HC Deb 04 December 1925 vol 188 cc2705-6

(by Private Notice) asked the Prime Minister whether the Government propose to publish papers forthwith explaining the terms of the Irish Agreement communicated to the House last night, particularly a statement showing what liabilities this country incurs under it?

The PRIME MINISTER (Mr. Baldwin)

No liability is incurred as a result of the new Agreement. A full explanation will be given when legislation is introduced next week. I hope to announce the business for next week at the close of the present sitting; but it may be for the convenience of Members to say now that I think it is most probable that the House will be asked to take the necessary legislation on Tuesday.

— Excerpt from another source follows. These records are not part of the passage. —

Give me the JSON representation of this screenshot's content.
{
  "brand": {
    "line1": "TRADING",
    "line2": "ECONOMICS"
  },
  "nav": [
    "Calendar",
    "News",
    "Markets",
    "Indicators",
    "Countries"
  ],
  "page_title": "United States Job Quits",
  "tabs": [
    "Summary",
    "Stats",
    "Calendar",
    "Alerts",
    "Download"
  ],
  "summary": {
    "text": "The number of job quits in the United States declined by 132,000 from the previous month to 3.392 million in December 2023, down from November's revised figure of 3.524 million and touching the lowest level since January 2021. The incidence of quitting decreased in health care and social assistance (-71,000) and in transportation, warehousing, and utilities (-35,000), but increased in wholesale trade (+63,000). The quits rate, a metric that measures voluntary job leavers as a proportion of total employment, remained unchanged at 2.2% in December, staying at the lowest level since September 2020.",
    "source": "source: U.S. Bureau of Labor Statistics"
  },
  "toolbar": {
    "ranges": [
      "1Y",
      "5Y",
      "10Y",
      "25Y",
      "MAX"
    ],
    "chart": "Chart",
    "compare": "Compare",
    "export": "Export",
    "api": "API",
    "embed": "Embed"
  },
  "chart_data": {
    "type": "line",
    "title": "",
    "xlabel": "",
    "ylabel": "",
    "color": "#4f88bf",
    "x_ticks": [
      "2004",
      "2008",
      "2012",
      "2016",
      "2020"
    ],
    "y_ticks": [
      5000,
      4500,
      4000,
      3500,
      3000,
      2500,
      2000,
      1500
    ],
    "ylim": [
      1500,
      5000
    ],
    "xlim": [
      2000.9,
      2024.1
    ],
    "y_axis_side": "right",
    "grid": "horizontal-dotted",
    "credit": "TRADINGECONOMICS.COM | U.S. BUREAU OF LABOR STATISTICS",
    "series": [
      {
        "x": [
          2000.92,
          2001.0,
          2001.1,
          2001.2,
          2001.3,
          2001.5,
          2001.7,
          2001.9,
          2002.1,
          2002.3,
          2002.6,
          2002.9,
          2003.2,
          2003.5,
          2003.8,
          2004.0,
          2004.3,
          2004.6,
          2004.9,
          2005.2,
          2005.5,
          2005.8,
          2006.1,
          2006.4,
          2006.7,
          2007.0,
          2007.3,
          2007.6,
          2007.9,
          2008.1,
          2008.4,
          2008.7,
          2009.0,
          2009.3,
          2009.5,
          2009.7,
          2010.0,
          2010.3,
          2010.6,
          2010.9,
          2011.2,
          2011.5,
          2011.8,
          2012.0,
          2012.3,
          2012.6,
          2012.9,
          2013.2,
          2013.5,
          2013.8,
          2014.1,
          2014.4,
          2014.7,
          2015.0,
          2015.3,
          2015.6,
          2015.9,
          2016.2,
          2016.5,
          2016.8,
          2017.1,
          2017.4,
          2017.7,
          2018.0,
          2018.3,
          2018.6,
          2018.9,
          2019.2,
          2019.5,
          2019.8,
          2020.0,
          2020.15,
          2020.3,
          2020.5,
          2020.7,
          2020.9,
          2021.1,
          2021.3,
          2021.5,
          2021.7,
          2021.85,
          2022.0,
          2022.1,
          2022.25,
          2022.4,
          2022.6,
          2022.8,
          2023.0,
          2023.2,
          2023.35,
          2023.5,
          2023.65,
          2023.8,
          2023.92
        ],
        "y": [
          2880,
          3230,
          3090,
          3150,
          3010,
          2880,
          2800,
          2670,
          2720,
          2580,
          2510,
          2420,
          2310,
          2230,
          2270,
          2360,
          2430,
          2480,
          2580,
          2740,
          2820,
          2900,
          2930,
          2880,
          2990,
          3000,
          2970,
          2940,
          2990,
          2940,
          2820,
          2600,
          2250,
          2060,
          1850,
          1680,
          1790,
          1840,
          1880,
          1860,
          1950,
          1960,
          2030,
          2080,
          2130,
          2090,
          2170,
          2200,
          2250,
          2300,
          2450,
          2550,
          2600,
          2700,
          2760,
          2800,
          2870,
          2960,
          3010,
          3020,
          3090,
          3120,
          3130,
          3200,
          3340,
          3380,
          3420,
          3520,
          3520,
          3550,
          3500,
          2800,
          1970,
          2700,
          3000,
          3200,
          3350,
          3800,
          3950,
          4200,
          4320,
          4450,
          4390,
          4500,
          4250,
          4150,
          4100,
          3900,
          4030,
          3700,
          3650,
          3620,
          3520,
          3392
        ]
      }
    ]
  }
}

Will it not be for the convenience of the House, as it was a statement by reference, that the provisions should be set forth in a White Paper, so that we may have the Agreement explained in one short document?

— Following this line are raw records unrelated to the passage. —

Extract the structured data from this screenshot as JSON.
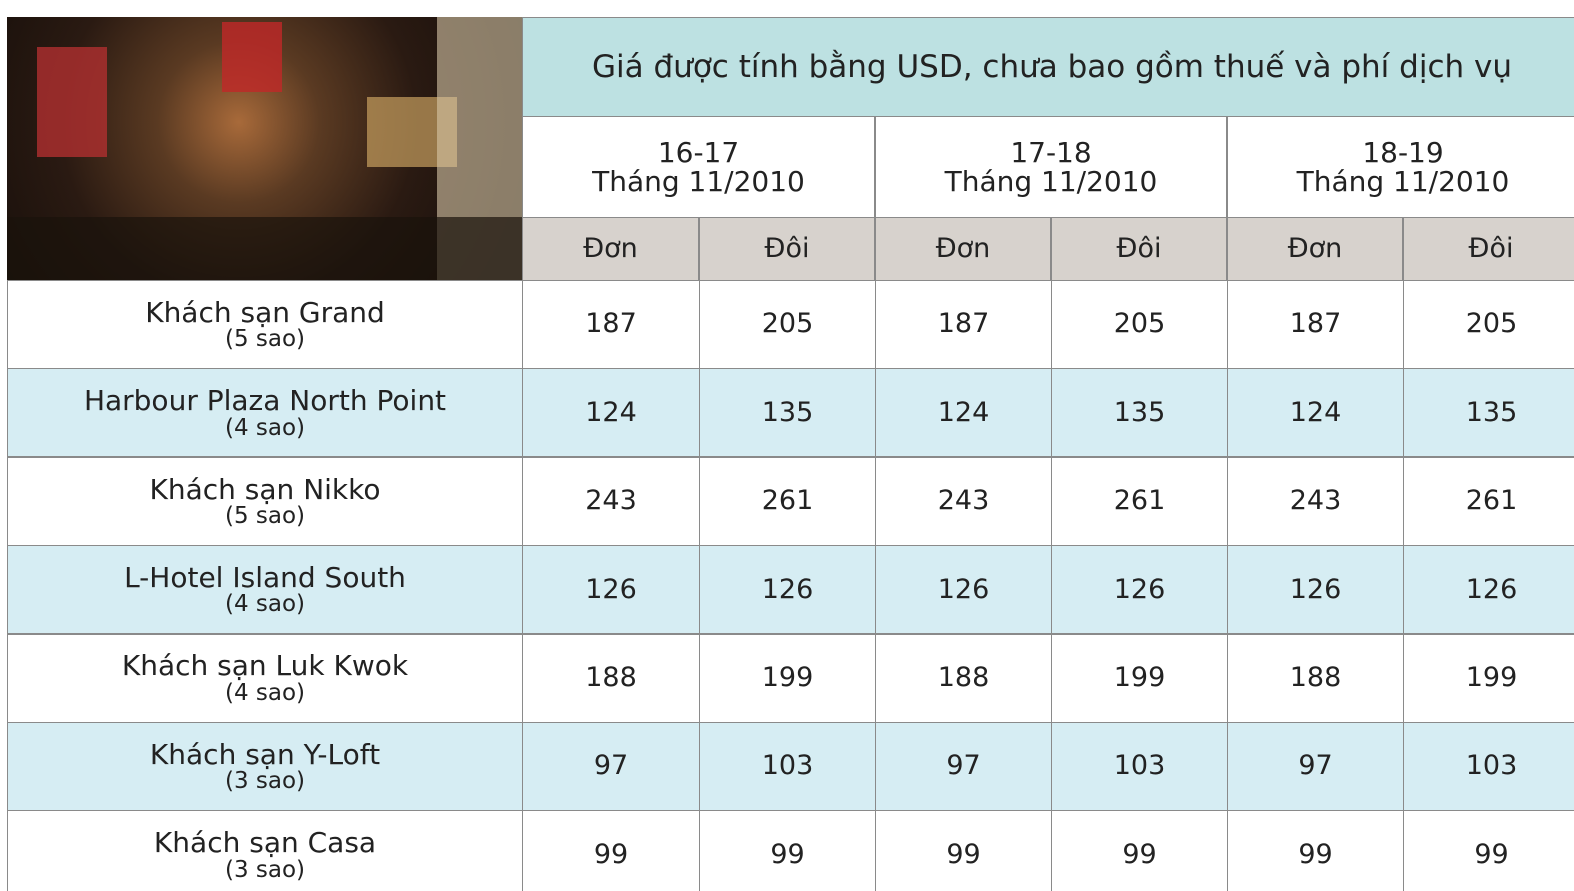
{
  "header": {
    "caption": "Giá được tính bằng USD, chưa bao gồm thuế và phí dịch vụ"
  },
  "periods": [
    {
      "dates": "16-17",
      "month": "Tháng 11/2010",
      "single": "Đơn",
      "double": "Đôi"
    },
    {
      "dates": "17-18",
      "month": "Tháng 11/2010",
      "single": "Đơn",
      "double": "Đôi"
    },
    {
      "dates": "18-19",
      "month": "Tháng 11/2010",
      "single": "Đơn",
      "double": "Đôi"
    }
  ],
  "table": {
    "rows": [
      {
        "name": "Khách sạn Grand",
        "stars": "(5 sao)",
        "prices": [
          187,
          205,
          187,
          205,
          187,
          205
        ]
      },
      {
        "name": "Harbour Plaza North Point",
        "stars": "(4 sao)",
        "prices": [
          124,
          135,
          124,
          135,
          124,
          135
        ]
      },
      {
        "name": "Khách sạn Nikko",
        "stars": "(5 sao)",
        "prices": [
          243,
          261,
          243,
          261,
          243,
          261
        ]
      },
      {
        "name": "L-Hotel Island South",
        "stars": "(4 sao)",
        "prices": [
          126,
          126,
          126,
          126,
          126,
          126
        ]
      },
      {
        "name": "Khách sạn Luk Kwok",
        "stars": "(4 sao)",
        "prices": [
          188,
          199,
          188,
          199,
          188,
          199
        ]
      },
      {
        "name": "Khách sạn Y-Loft",
        "stars": "(3 sao)",
        "prices": [
          97,
          103,
          97,
          103,
          97,
          103
        ]
      },
      {
        "name": "Khách sạn Casa",
        "stars": "(3 sao)",
        "prices": [
          99,
          99,
          99,
          99,
          99,
          99
        ]
      }
    ]
  }
}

I will consider that. The right hon. Gentleman was good enough to speak to me last night. I desired to communicate with him, and I have written to him this morning. As the House is aware, the practice of the White Paper is due to the fact that, on the discussion on a Financial Resolution, Members found it a great help to have some explanation of the details in a White Paper. On Financial Resolutions you are dealing with fixed and ascertainable figures. What I am asked to do here is to issue a White Paper explaining in effect what are items of a Bill. It is the custom in this House to make such an explanation on the Second Reading. When I tell the House that there are no liabilities, it will be plain that nothing of the kind would go into a White Paper. As to what might be or might not be payable by Ireland in certain circumstances is so much a matter of conjecture that it would be quite impossible to get it into a White, Paper. But I will take note of what the right hon. Gentleman says, and if it be possible and convenient, I will do so.


I do not want to press the Prime Minister unduly, but may I remind him that it is very often the practice, in introducing a Bill, to preface it with a memorandum explaining its provisions and details. If the right hon. Gentleman would issue such a memorandum as a preface to this Bill, setting out what the Bill really means in relation to the Treaty, it would be for the convenience of Members.

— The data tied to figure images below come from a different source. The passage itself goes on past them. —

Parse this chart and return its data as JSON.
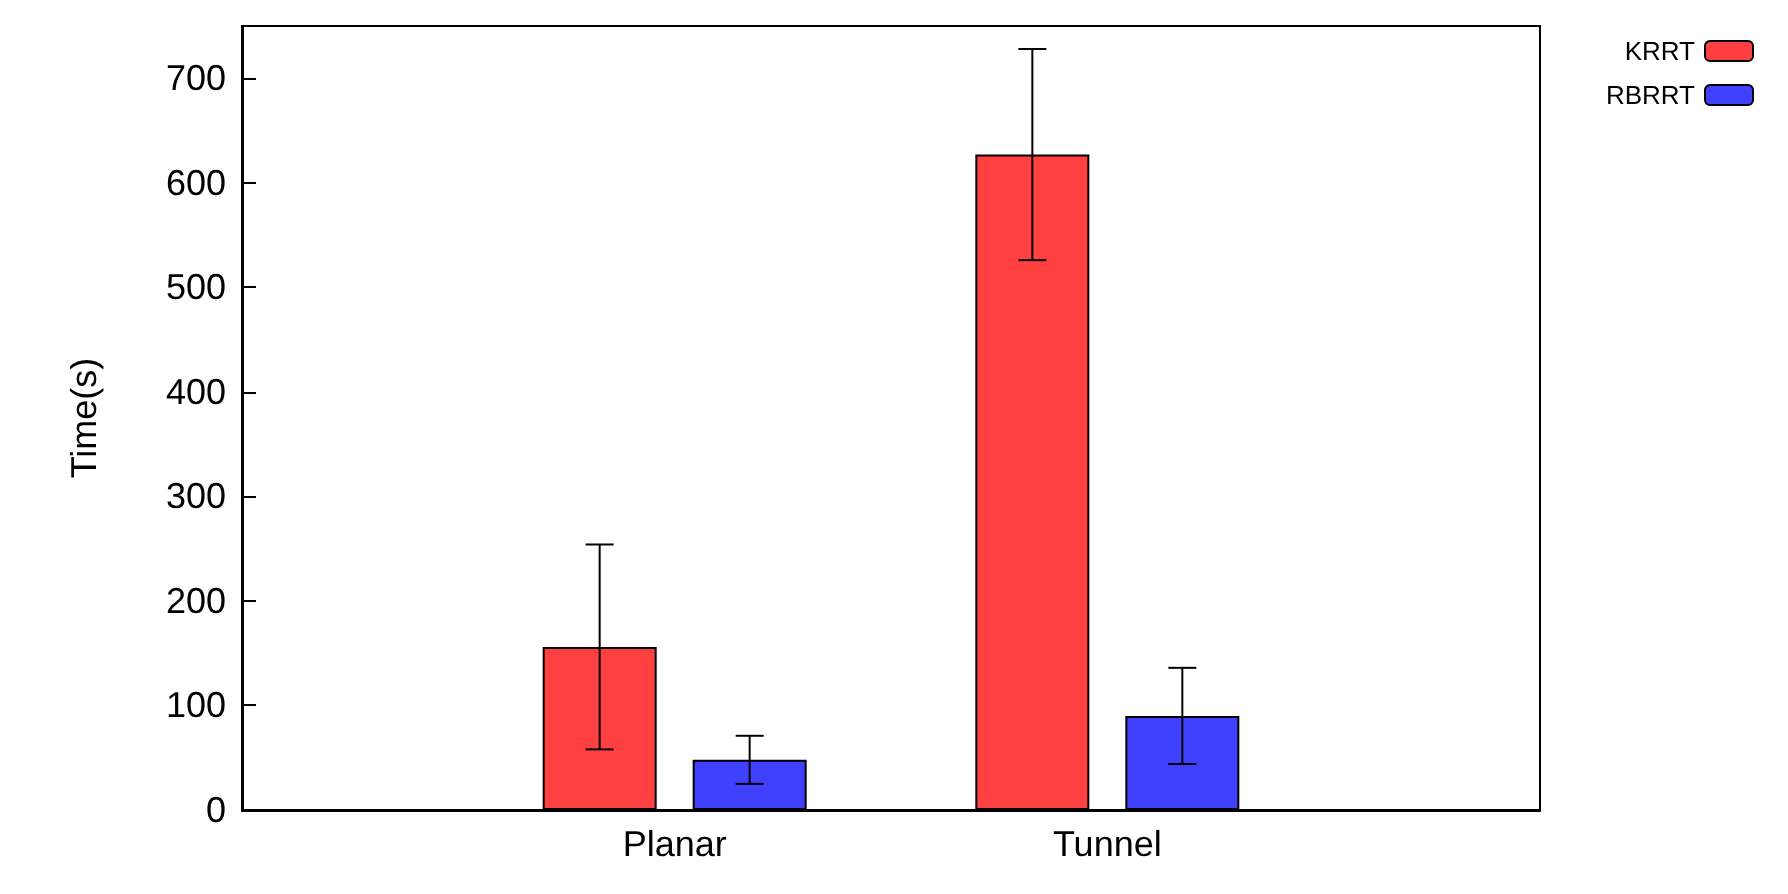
{
  "chart_data": {
    "type": "bar",
    "ylabel": "Time(s)",
    "categories": [
      null,
      "Planar",
      "Tunnel",
      null
    ],
    "series": [
      {
        "name": "KRRT",
        "color": "#ff4040",
        "values": [
          null,
          156,
          627,
          null
        ],
        "errors": [
          null,
          98,
          101,
          null
        ]
      },
      {
        "name": "RBRRT",
        "color": "#4040ff",
        "values": [
          null,
          48,
          90,
          null
        ],
        "errors": [
          null,
          23,
          46,
          null
        ]
      }
    ],
    "ylim": [
      0,
      750
    ],
    "yticks": [
      0,
      100,
      200,
      300,
      400,
      500,
      600,
      700
    ],
    "grid": false,
    "legend": "top right"
  }
}
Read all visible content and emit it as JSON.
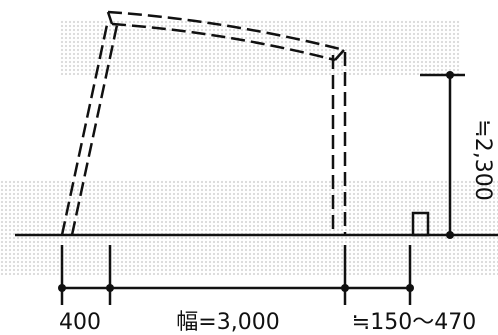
{
  "dimensions": {
    "left_offset": "400",
    "width": "幅=3,000",
    "overhang": "≒150～470",
    "height": "≒2,300"
  }
}
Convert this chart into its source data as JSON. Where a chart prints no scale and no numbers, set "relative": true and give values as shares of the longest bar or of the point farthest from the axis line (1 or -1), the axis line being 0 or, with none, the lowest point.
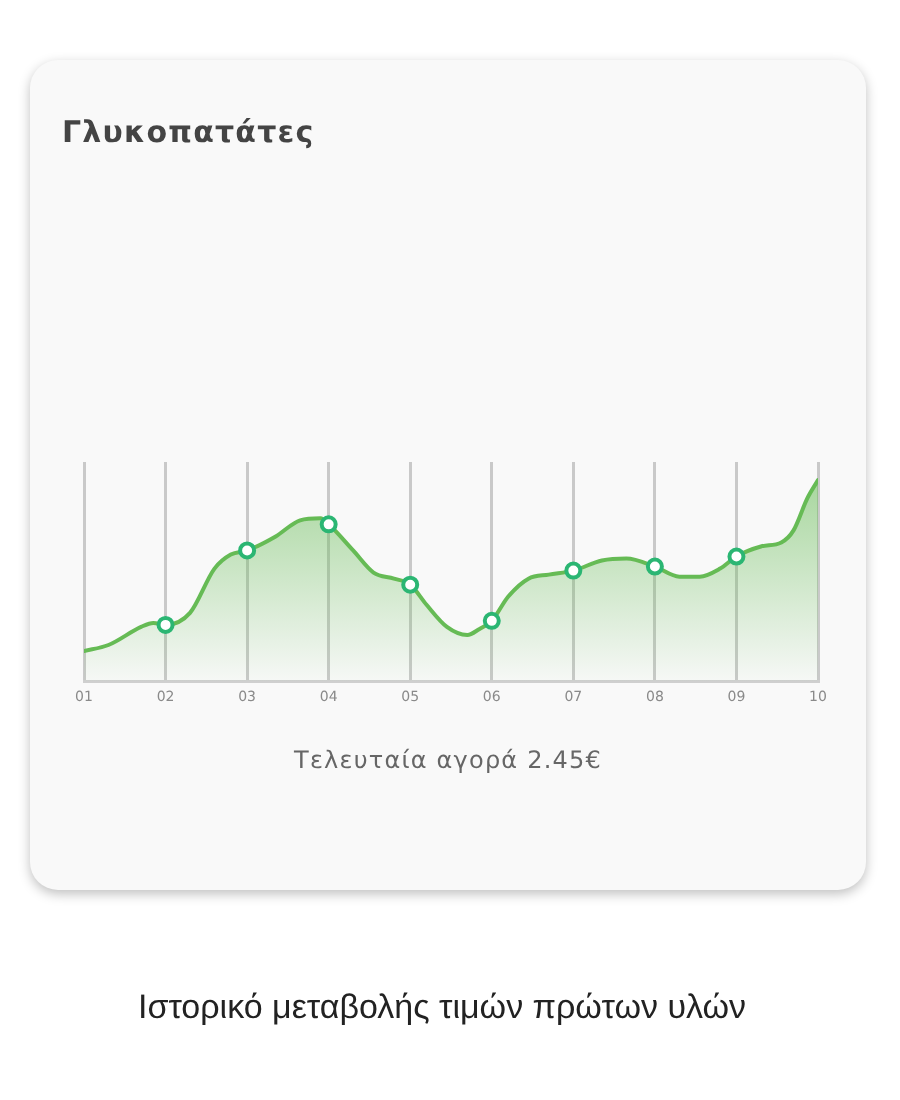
{
  "chart_data": {
    "type": "area",
    "title": "Γλυκοπατάτες",
    "annotations": [
      "Τελευταία αγορά 2.45€",
      "Ιστορικό μεταβολής τιμών πρώτων υλών"
    ],
    "relative": true,
    "xlim": [
      1,
      10
    ],
    "xticks": [
      {
        "value": 1,
        "label": "01"
      },
      {
        "value": 2,
        "label": "02"
      },
      {
        "value": 3,
        "label": "03"
      },
      {
        "value": 4,
        "label": "04"
      },
      {
        "value": 5,
        "label": "05"
      },
      {
        "value": 6,
        "label": "06"
      },
      {
        "value": 7,
        "label": "07"
      },
      {
        "value": 8,
        "label": "08"
      },
      {
        "value": 9,
        "label": "09"
      },
      {
        "value": 10,
        "label": "10"
      }
    ],
    "grid": "x",
    "marker": "circle",
    "line_style": "solid",
    "series": [
      {
        "color": "#66bb55",
        "marker": "none",
        "x": [
          1,
          1.3,
          1.7,
          1.85,
          2,
          2.3,
          2.6,
          2.8,
          3,
          3.35,
          3.65,
          3.9,
          4,
          4.3,
          4.55,
          4.8,
          5,
          5.2,
          5.45,
          5.7,
          5.85,
          6,
          6.2,
          6.45,
          6.7,
          7,
          7.35,
          7.65,
          8,
          8.3,
          8.55,
          8.8,
          9,
          9.3,
          9.55,
          9.7,
          9.87,
          10
        ],
        "values": [
          0.15,
          0.18,
          0.27,
          0.29,
          0.28,
          0.34,
          0.56,
          0.63,
          0.65,
          0.72,
          0.8,
          0.81,
          0.78,
          0.65,
          0.54,
          0.51,
          0.48,
          0.38,
          0.27,
          0.23,
          0.26,
          0.3,
          0.42,
          0.51,
          0.53,
          0.55,
          0.6,
          0.61,
          0.57,
          0.52,
          0.52,
          0.56,
          0.62,
          0.67,
          0.69,
          0.75,
          0.91,
          1.0
        ]
      },
      {
        "type": "scatter",
        "color": "#2bb673",
        "x": [
          2,
          3,
          4,
          5,
          6,
          7,
          8,
          9
        ],
        "values": [
          0.28,
          0.65,
          0.78,
          0.48,
          0.3,
          0.55,
          0.57,
          0.62
        ]
      }
    ]
  }
}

Do I understand that the Bill will be presented and printed on Tuesday?


I hope to say definitely at 4 o'clock. I am very anxious to get it passed through this House at the very earliest moment. I would like to get it passed here before it is passed in Ireland. I understand a statement will be made in the Northern Parliament on Wednesday. I have no information as to when it will be taken in the Dail. But I hope to make a further statement at 4 o'clock.